Wednesday, June 20, 2018

Texans who have child support concerns may be interested in a recent out-of-state court ruling that required a father to foot the entire bill for his child's college education. The case highlights what many people go through when a non-custodial parent's income increases significantly after a child support order is made. The couple involved was divorced in 1993, and at that time, the father's child support payments were set at $175 per week for two children.

At the time of the separation, the man was only making an annual income of $29,000. By 2008, his income had drastically increased to approximately $250,000 per year, although the child support for the two children stayed the same. The woman's income remained below $40,000 per year the entire time.

In 2006, the son elected to attend college, and his father agreed via email to help assist his son with expenses and also to repay his student loans. However, in the same message, the father also wrote that he was reducing the child support payments for his other son to only $100 a week. Still, the father apparently didn't fulfill his promise to the son who was in college, and the ex-wife sued.
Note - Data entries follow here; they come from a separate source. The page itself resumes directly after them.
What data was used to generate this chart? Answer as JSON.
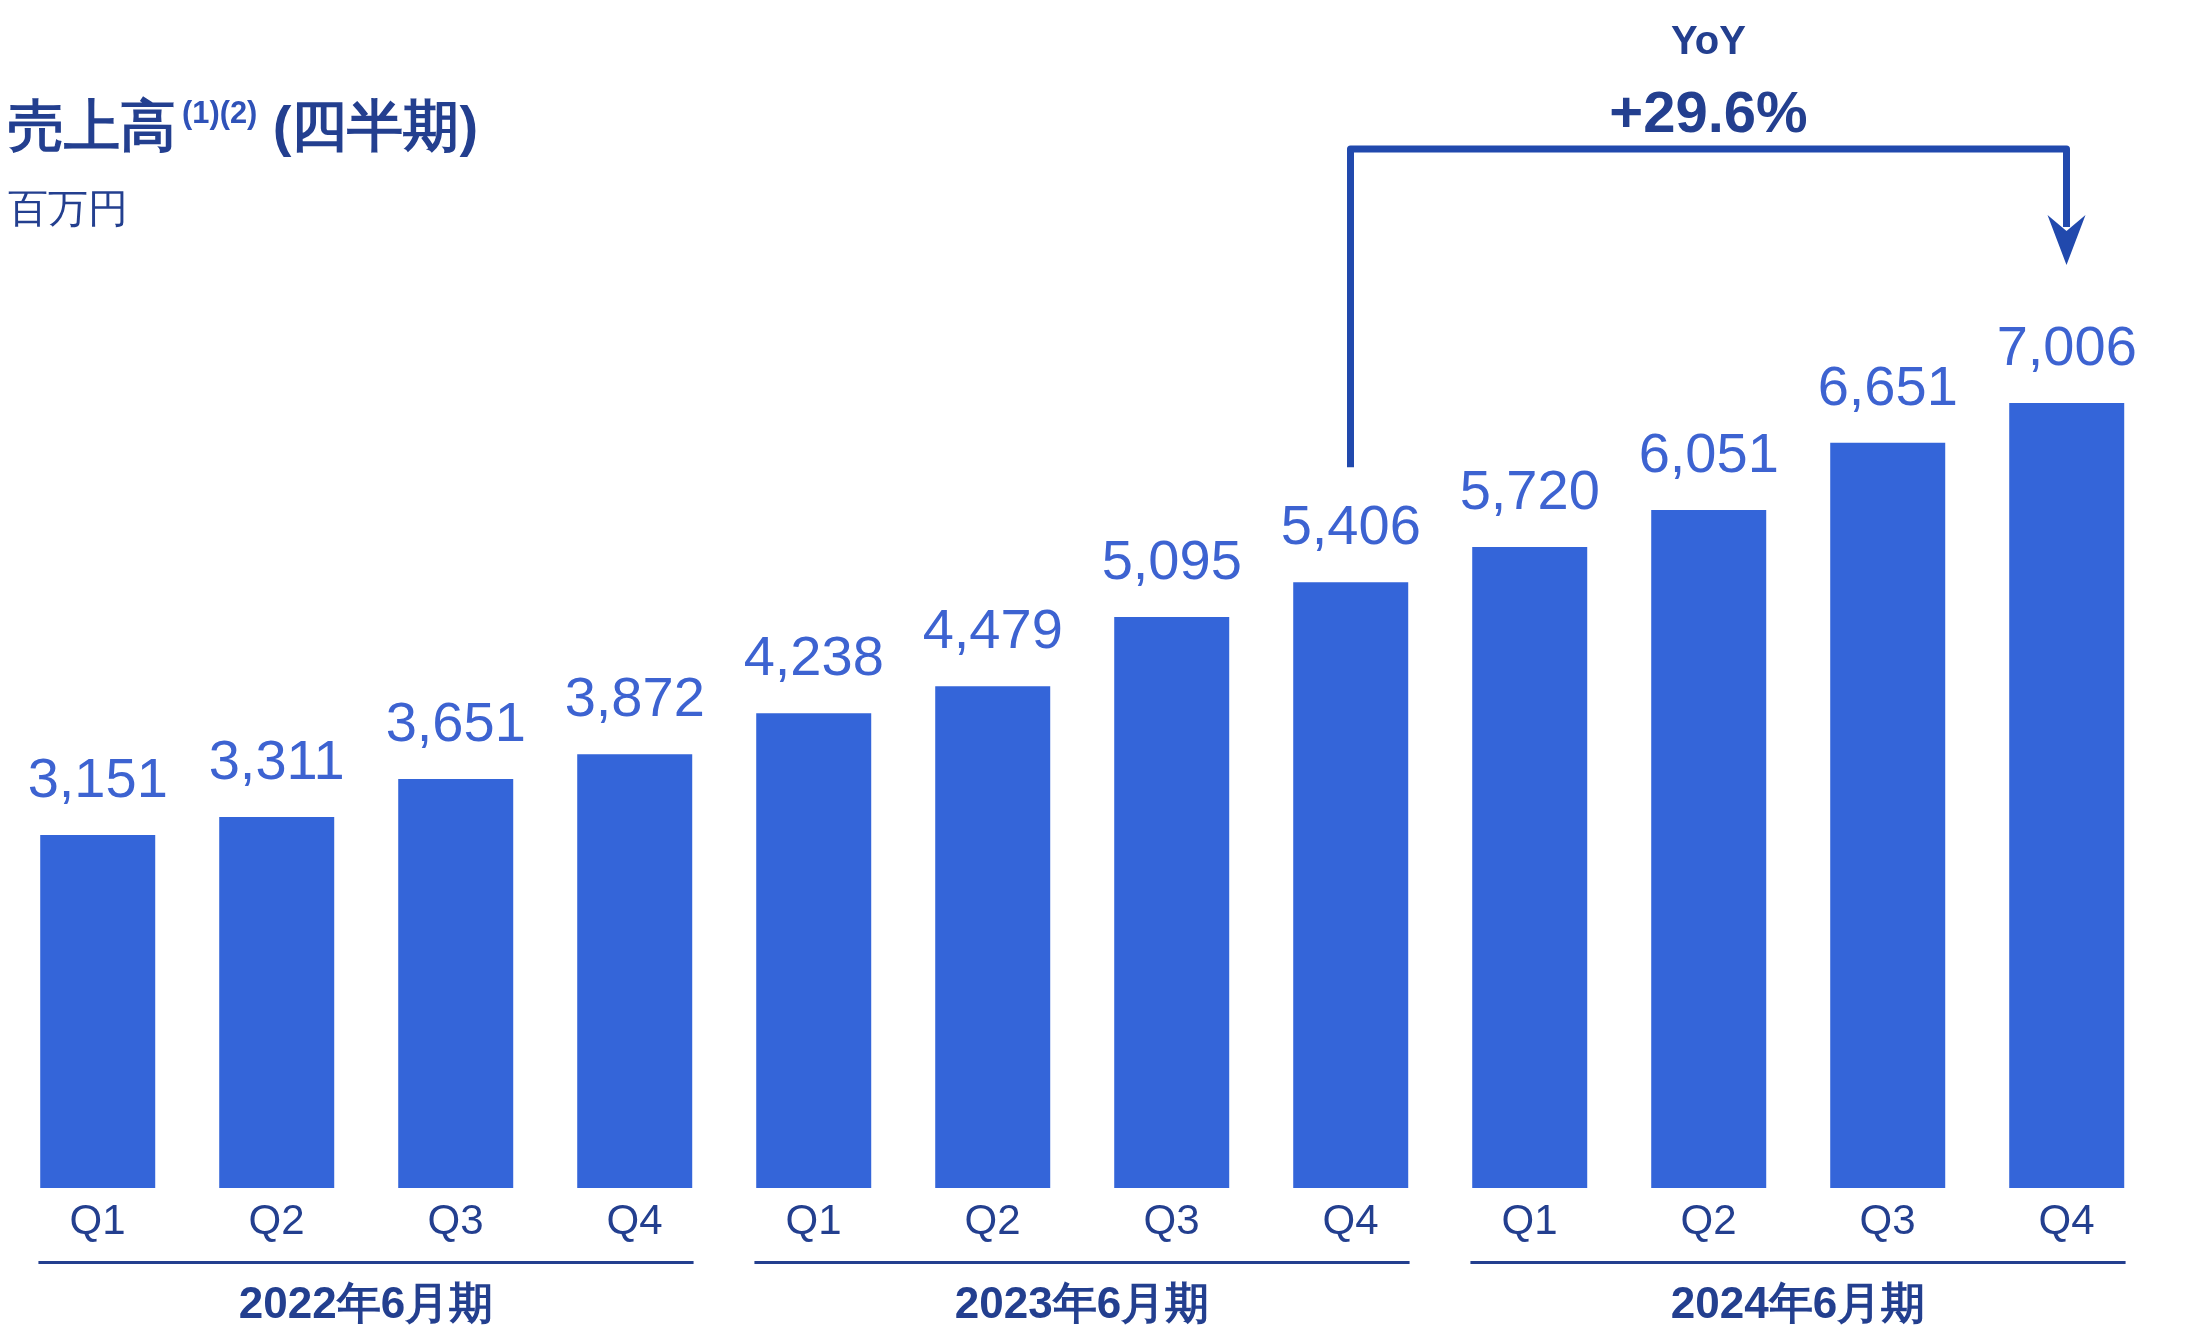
{
  "chart_data": {
    "type": "bar",
    "title": "売上高$^{(1)(2)}$ (四半期)",
    "subtitle": "百万円",
    "categories": [
      "Q1",
      "Q2",
      "Q3",
      "Q4",
      "Q1",
      "Q2",
      "Q3",
      "Q4",
      "Q1",
      "Q2",
      "Q3",
      "Q4"
    ],
    "values": [
      3151,
      3311,
      3651,
      3872,
      4238,
      4479,
      5095,
      5406,
      5720,
      6051,
      6651,
      7006
    ],
    "value_labels": [
      "3,151",
      "3,311",
      "3,651",
      "3,872",
      "4,238",
      "4,479",
      "5,095",
      "5,406",
      "5,720",
      "6,051",
      "6,651",
      "7,006"
    ],
    "color": "#3465d9",
    "annotations": [
      "YoY",
      "+29.6%",
      "2022年6月期",
      "2023年6月期",
      "2024年6月期"
    ]
  }
}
Initially, a South Carolina family court sided with the ex-husband and said he was not required to pay college costs for his children. In addition, the family court reduced the woman's child support and also refused to make the man pay for her attorney costs. Fortunately for the woman, the state Supreme Court heard the case and reversed the family court's previous rulings. The mother in the case saw the decision as a victory for all children of divorced parents throughout South Carolina.

This story took place outside of Texas, but readers in the El Paso area certainly have related concerns. Custodial and non-custodial parents alike will want to explore all of their options regarding child support law in Texas. Doing so can help ensure that the best interests of the child -- both for education and health -- remain a top priority.